Ms Benedek: There are some statistics
from America which show that when there is at least one woman
in the senior creative positions the films do better at the box
office, aside from the big weapons films, but they do speak to
an audience which is a cinema going audience.
Ms Chamberlain: I would like to
say something further about training because you were asking what
positive things we could suggest. I am in the business of training
the next generation of directors and cinematographers and at the
National Film and Television School we are very concerned to try
and promote diversity as much as possible. I went back over the
last ten years to look at our figures and we are actually doing
much better than the industry as a whole but it is still not that
great. Basically the number of applications from women applying
to do directing over the last ten years has remained fairly steady,
it is about 30% of the applications to the directing department
come from women and we take in between 40 and 50%. With cinematography
it is about 21 to 25% of the applications came from women ten
years ago and that is now up to 30%, so that has been a growth
area. In terms of the intake, that has gone from 30 to 35%. I
do not know how much you know about the film school, but we take
people after they have already made a start, so they have to have
made a film directly or worked on films before they come to the
school and they are usually in their mid-20s by the time they
come and when they graduate they do go straight into the industry
and we have a very good record. All those women who have graduated
in the last six years are all working at the moment. Most of them
are working in television, they tend to work on things like Hollyoaks,
but we have had two who have had funding, one from the Film Council
to make a feature film and she only graduated three years ago.
There are the women out there and they are all extremely talented
and once they get out into the industry and start work they get
hired again and again. What we are finding is that we have hit
a level now where we are not really getting more women applying
and my feeling about this is that we are struggling to find education
and training for the people before they come to our school. A
lot of the courses that people go on are media studies courses
which are pretty useless, but a lot of the women have got their
start by going on regional training schemes, working as assistants
to other people, doing short courses here and there. What I have
found when tracking through the applicants is that the ones that
have been successful are the ones who have had the most technical
training before they come and that includes the directors as well.

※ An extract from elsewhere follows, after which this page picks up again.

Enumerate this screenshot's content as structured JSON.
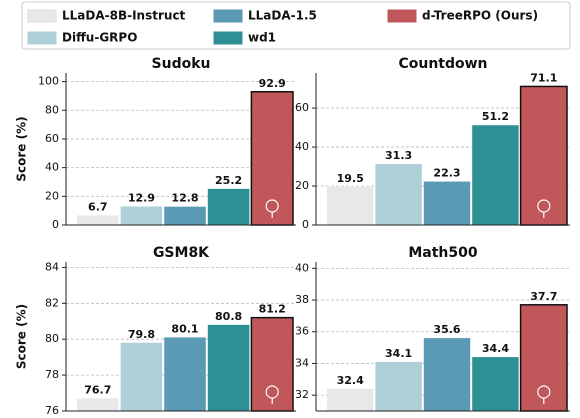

I think that gives them more of an all round experience and it
also gives them much more confidence in terms of working with
their careers and things. I think it is important to start way
back at secondary school and encourage women to do computer courses
and to do photography courses. I am getting women students who
know much more about computers than I do although that seems to
be changing a little bit at the moment, so they are coming in
and they already now how to edit their films on computers and
some of them are interested in doing special effects. There is
that level before they come, but then there is also that level
afterwards because they can go in and they can work on Hollyoaks
and Casualty and things like that, but to make that leap
up to directing feature films is the real problem and it is something
that is really across the industry, not just women, but since
the industry has become virtually freelance we have lost those
benefits that we used to have from the great days of the BBC and
Play for Today. Most of the great British film directors
did their apprenticeship with the BBC doing Play for Today
and one-off dramas and we need to find more of those slots to
give women experience. The feeling seems to be that the industry
is willing to take a chance with men based on what they think
their potential is, but women actually have to have proved themselves,
you are taken on what you have done, there is less willingness
to take risks.
Ms Curtis: The female director
is a relatively rare species. The majority of male executives
do not come across one very often and that is the problem. Part
of the problem with female directors is they do not see other
female directors out there doing it.